Демон чужестранца заметил, что сияние, исходившее от ангела девушки, усилилось.
«Действуй!» — приказал он демону Шанталь. «Я действую, — отвечал тот. — Но это
трудный бой».
— Нет, тебя гнетет не справедливость Бога, —
сказал чужестранец. — А то, что ты всегда предпочитала
быть жертвой обстоятельств. Я знаю многих, кто
оказались в таком же положении.
— Ты, например.
— Нет. Я восстал против того, что со мной
произошло, и меня мало занимает, нравится это другим людям или нет. А ты,
напротив, выгралась в роль бедной беззащитной сироты, которую все должны любить
и жалеть, а поскольку это происходит не всегда, твоя неутоленная потребность в
любви превратилась в чувство мести — смутное и неосознанное. В глубине души
тебе хотелось бы ничем не отличаться от других жителей Вис-коса — впрочем,
каждый из нас хочет быть как все. Но в отношении тебя судьба распорядилась
иначе. Шанталь молча покачала головой.
«Ну, сделай же что-нибудь! — сказал демон
Шанталь своему коллеге. — Она говорит „нет“, а тем временем душа ее открывается
постижению и говорит „да"“.
Демон чужестранца был уязвлен тем, что
новоприбывший заметил — у него не хватает сил, чтобы заставить своего
подопечного замолчать.
«Слова никуда не ведут, — отвечал он. — Пусть
поговорят, ибо жизнь сама займется тем, чтобы действовали они вопреки тому, что
говорят».
— Я не хотел перебивать тебя, — сказал
чужестранец. — Пожалуйста, продолжай. Что ты говорила насчет Божьей
справедливости?
Шанталь была довольна, что уже не надо слушать
то, чего слушать не хочется.
— Не знаю, поймешь ли ты. Но ты, должно быть,
заметил — Вискос не отличается особой религиозностью, хотя в нем, как и в
каждом городке нашей округи, есть церковь. Именно поэтому Ахав, пусть даже
обращенный святым Савинием, сильно сомневался в том, что священники смогут
оказать воздействие на его первых жителей, большую часть которых составляли
разбойники; Ахав считал, что святые отцы, твердя о вечных муках за гробом, не
сумеют удержать их от новых преступлений. Человек, которому нечего терять, о
вечности не думает.
Разумеется, как только появился первый
священник, Ахав почувствовал опасность. Чтобы отвести ее, он установил
позаимствованный у иудеев день прощения, но церемонию придумал сам.

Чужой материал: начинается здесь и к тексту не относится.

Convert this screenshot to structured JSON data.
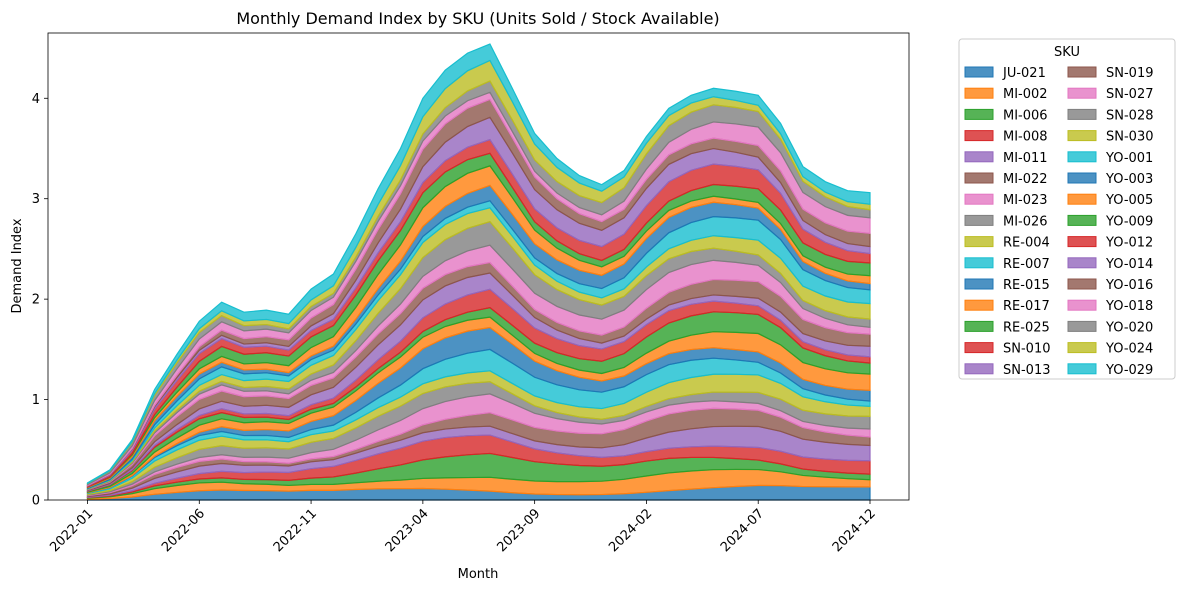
{
  "chart_data": {
    "type": "area",
    "stacked": true,
    "title": "Monthly Demand Index by SKU (Units Sold / Stock Available)",
    "xlabel": "Month",
    "ylabel": "Demand Index",
    "ylim": [
      0,
      4.65
    ],
    "yticks": [
      0,
      1,
      2,
      3,
      4
    ],
    "xticks": [
      "2022-01",
      "2022-06",
      "2022-11",
      "2023-04",
      "2023-09",
      "2024-02",
      "2024-07",
      "2024-12"
    ],
    "x": [
      "2022-01",
      "2022-02",
      "2022-03",
      "2022-04",
      "2022-05",
      "2022-06",
      "2022-07",
      "2022-08",
      "2022-09",
      "2022-10",
      "2022-11",
      "2022-12",
      "2023-01",
      "2023-02",
      "2023-03",
      "2023-04",
      "2023-05",
      "2023-06",
      "2023-07",
      "2023-08",
      "2023-09",
      "2023-10",
      "2023-11",
      "2023-12",
      "2024-01",
      "2024-02",
      "2024-03",
      "2024-04",
      "2024-05",
      "2024-06",
      "2024-07",
      "2024-08",
      "2024-09",
      "2024-10",
      "2024-11",
      "2024-12"
    ],
    "legend_title": "SKU",
    "legend_position": "outside right",
    "grid": false,
    "fill_opacity": 0.8,
    "series": [
      {
        "name": "JU-021",
        "color": "#1f77b4"
      },
      {
        "name": "MI-002",
        "color": "#ff7f0e"
      },
      {
        "name": "MI-006",
        "color": "#2ca02c"
      },
      {
        "name": "MI-008",
        "color": "#d62728"
      },
      {
        "name": "MI-011",
        "color": "#9467bd"
      },
      {
        "name": "MI-022",
        "color": "#8c564b"
      },
      {
        "name": "MI-023",
        "color": "#e377c2"
      },
      {
        "name": "MI-026",
        "color": "#7f7f7f"
      },
      {
        "name": "RE-004",
        "color": "#bcbd22"
      },
      {
        "name": "RE-007",
        "color": "#17becf"
      },
      {
        "name": "RE-015",
        "color": "#1f77b4"
      },
      {
        "name": "RE-017",
        "color": "#ff7f0e"
      },
      {
        "name": "RE-025",
        "color": "#2ca02c"
      },
      {
        "name": "SN-010",
        "color": "#d62728"
      },
      {
        "name": "SN-013",
        "color": "#9467bd"
      },
      {
        "name": "SN-019",
        "color": "#8c564b"
      },
      {
        "name": "SN-027",
        "color": "#e377c2"
      },
      {
        "name": "SN-028",
        "color": "#7f7f7f"
      },
      {
        "name": "SN-030",
        "color": "#bcbd22"
      },
      {
        "name": "YO-001",
        "color": "#17becf"
      },
      {
        "name": "YO-003",
        "color": "#1f77b4"
      },
      {
        "name": "YO-005",
        "color": "#ff7f0e"
      },
      {
        "name": "YO-009",
        "color": "#2ca02c"
      },
      {
        "name": "YO-012",
        "color": "#d62728"
      },
      {
        "name": "YO-014",
        "color": "#9467bd"
      },
      {
        "name": "YO-016",
        "color": "#8c564b"
      },
      {
        "name": "YO-018",
        "color": "#e377c2"
      },
      {
        "name": "YO-020",
        "color": "#7f7f7f"
      },
      {
        "name": "YO-024",
        "color": "#bcbd22"
      },
      {
        "name": "YO-029",
        "color": "#17becf"
      }
    ],
    "stack_totals": [
      0.17,
      0.3,
      0.6,
      1.1,
      1.45,
      1.78,
      1.97,
      1.87,
      1.89,
      1.85,
      2.1,
      2.25,
      2.65,
      3.1,
      3.5,
      4.0,
      4.28,
      4.45,
      4.54,
      4.1,
      3.65,
      3.4,
      3.23,
      3.14,
      3.28,
      3.62,
      3.9,
      4.03,
      4.1,
      4.07,
      4.03,
      3.75,
      3.32,
      3.17,
      3.08,
      3.06
    ]
  }
}
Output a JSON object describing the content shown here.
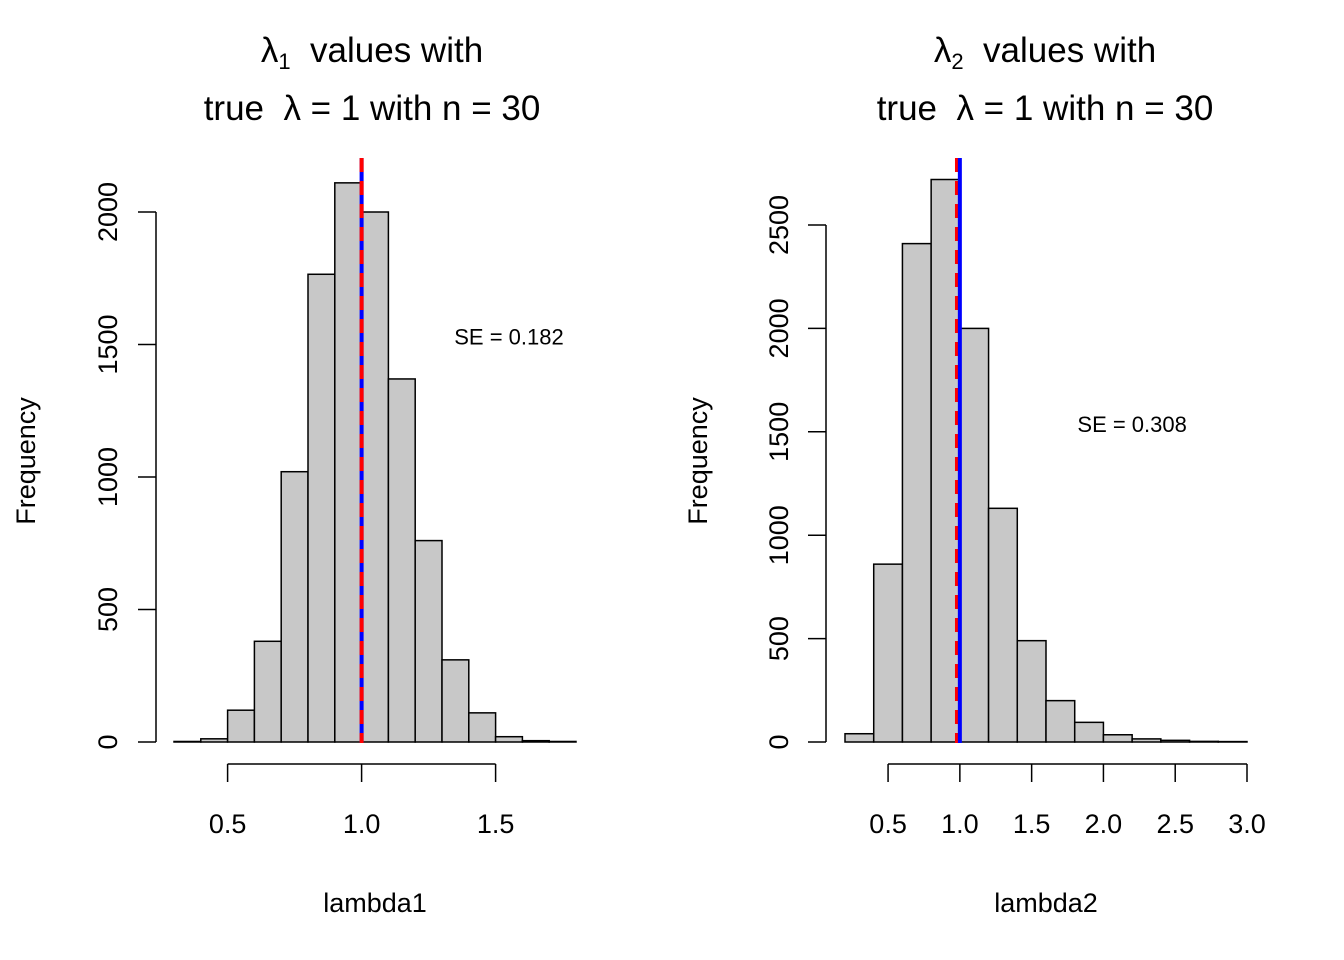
{
  "chart_data": [
    {
      "type": "bar",
      "title_line1": {
        "symbol": "λ",
        "subscript": "1",
        "text": "values with"
      },
      "title_line2": {
        "prefix": "true",
        "symbol": "λ",
        "text": "= 1  with n =  30"
      },
      "xlabel": "lambda1",
      "ylabel": "Frequency",
      "xlim": [
        0.3,
        1.8
      ],
      "ylim": [
        0,
        2100
      ],
      "x_ticks": [
        0.5,
        1.0,
        1.5
      ],
      "x_tick_labels": [
        "0.5",
        "1.0",
        "1.5"
      ],
      "y_ticks": [
        0,
        500,
        1000,
        1500,
        2000
      ],
      "y_tick_labels": [
        "0",
        "500",
        "1000",
        "1500",
        "2000"
      ],
      "bin_edges": [
        0.3,
        0.4,
        0.5,
        0.6,
        0.7,
        0.8,
        0.9,
        1.0,
        1.1,
        1.2,
        1.3,
        1.4,
        1.5,
        1.6,
        1.7,
        1.8
      ],
      "values": [
        2,
        12,
        120,
        380,
        1020,
        1765,
        2110,
        2000,
        1370,
        760,
        310,
        110,
        20,
        5,
        2
      ],
      "bar_fill": "#c8c8c8",
      "vlines": [
        {
          "x": 1.0,
          "color": "#0000ff",
          "style": "solid"
        },
        {
          "x": 1.0,
          "color": "#ff0000",
          "style": "dashed"
        }
      ],
      "annotation": {
        "text": "SE = 0.182",
        "x": 1.55,
        "y": 1500
      }
    },
    {
      "type": "bar",
      "title_line1": {
        "symbol": "λ",
        "subscript": "2",
        "text": "values with"
      },
      "title_line2": {
        "prefix": "true",
        "symbol": "λ",
        "text": "= 1  with n =  30"
      },
      "xlabel": "lambda2",
      "ylabel": "Frequency",
      "xlim": [
        0.2,
        3.0
      ],
      "ylim": [
        0,
        2700
      ],
      "x_ticks": [
        0.5,
        1.0,
        1.5,
        2.0,
        2.5,
        3.0
      ],
      "x_tick_labels": [
        "0.5",
        "1.0",
        "1.5",
        "2.0",
        "2.5",
        "3.0"
      ],
      "y_ticks": [
        0,
        500,
        1000,
        1500,
        2000,
        2500
      ],
      "y_tick_labels": [
        "0",
        "500",
        "1000",
        "1500",
        "2000",
        "2500"
      ],
      "bin_edges": [
        0.2,
        0.4,
        0.6,
        0.8,
        1.0,
        1.2,
        1.4,
        1.6,
        1.8,
        2.0,
        2.2,
        2.4,
        2.6,
        2.8,
        3.0
      ],
      "values": [
        40,
        860,
        2410,
        2720,
        2000,
        1130,
        490,
        200,
        95,
        35,
        15,
        8,
        3,
        2
      ],
      "bar_fill": "#c8c8c8",
      "vlines": [
        {
          "x": 0.98,
          "color": "#ff0000",
          "style": "dashed"
        },
        {
          "x": 1.0,
          "color": "#0000ff",
          "style": "solid"
        }
      ],
      "annotation": {
        "text": "SE = 0.308",
        "x": 2.2,
        "y": 1500
      }
    }
  ]
}
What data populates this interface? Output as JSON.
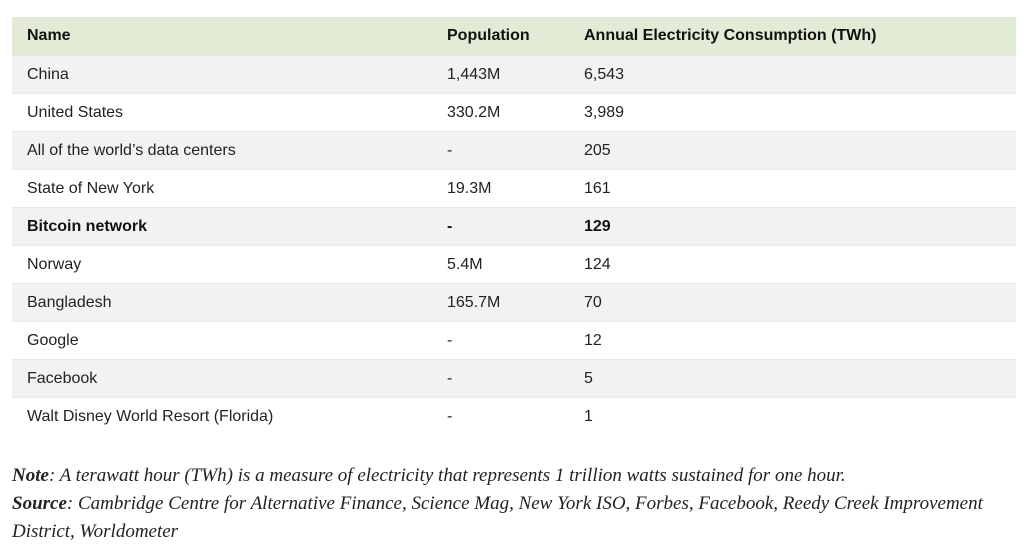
{
  "table": {
    "headers": {
      "name": "Name",
      "population": "Population",
      "consumption": "Annual Electricity Consumption (TWh)"
    },
    "rows": [
      {
        "name": "China",
        "population": "1,443M",
        "consumption": "6,543"
      },
      {
        "name": "United States",
        "population": "330.2M",
        "consumption": "3,989"
      },
      {
        "name": "All of the world’s data centers",
        "population": "-",
        "consumption": "205"
      },
      {
        "name": "State of New York",
        "population": "19.3M",
        "consumption": "161"
      },
      {
        "name": "Bitcoin network",
        "population": "-",
        "consumption": "129"
      },
      {
        "name": "Norway",
        "population": "5.4M",
        "consumption": "124"
      },
      {
        "name": "Bangladesh",
        "population": "165.7M",
        "consumption": "70"
      },
      {
        "name": "Google",
        "population": "-",
        "consumption": "12"
      },
      {
        "name": "Facebook",
        "population": "-",
        "consumption": "5"
      },
      {
        "name": "Walt Disney World Resort (Florida)",
        "population": "-",
        "consumption": "1"
      }
    ]
  },
  "notes": {
    "note_label": "Note",
    "note_text": ": A terawatt hour (TWh) is a measure of electricity that represents 1 trillion watts sustained for one hour.",
    "source_label": "Source",
    "source_text": ": Cambridge Centre for Alternative Finance, Science Mag, New York ISO, Forbes, Facebook, Reedy Creek Improvement District, Worldometer"
  },
  "colors": {
    "header_bg": "#e2ebd6",
    "stripe_bg": "#f2f2f2"
  }
}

Раз в год все жители Вискоса запирались у себя
дома, готовили два свитка и, обратившись лицом к самой высокой горе, поднимали
первый свиток к небесам. «Вот, Господи, в чем согрешил я перед тобой», —
говорили они и читали перечень совершенных ими проступков. Там были супружеские
измены, плутовство, несправедливости и прочее. «Я многогрешен, Господи, и молю
Тебя о прощении за то, что нанес Тебе такую тяжкую обиду».
Затем приходил черед изобретению Ахава. Жители
доставали из карманов вторую скрижаль, вздымали ее к небесам, повернувшись всем
телом к той же самой горе, и говорили: «Вот, Господи, список того, в чем
согрешил Ты передо мной, —Ты заставлял меня работать больше, чем нужно; дочка
заболела, несмотря на мои молитвы; я старался жить честно, а меня обокрали;
страдания были превыше сил человеческих».
Завершив чтение второго свитка, они завершали
церемонию такими словами: «Я был несправедлив к Тебе, Ты был несправедлив ко
мне. Но сегодня день прощения, и, если Ты позабудешь мои грехи, как я — Твои,
мы сможем еще год жить мирно».
— Прощать Бога, — сказал чужестранец. —
Прощать неумолимого Бога, который беспрестанно созидает и разрушает.
— Наш разговор становится чересчур личным, —
сказала Шанталь, не глядя на него. — Я не настолько знаю жизнь, чтобы научить
тебя чему-нибудь. Чужестранец промолчал.
«Не нравится мне это», —подумал дьявол,
который уже начал замечать за плечом своего подопечного слабое сияние —
присуфтвие, которое он не мог допустить ни в коем случае. Два года назад, на
одном из пляжей — а их так много в мире — ему удалось изгнать этот свет.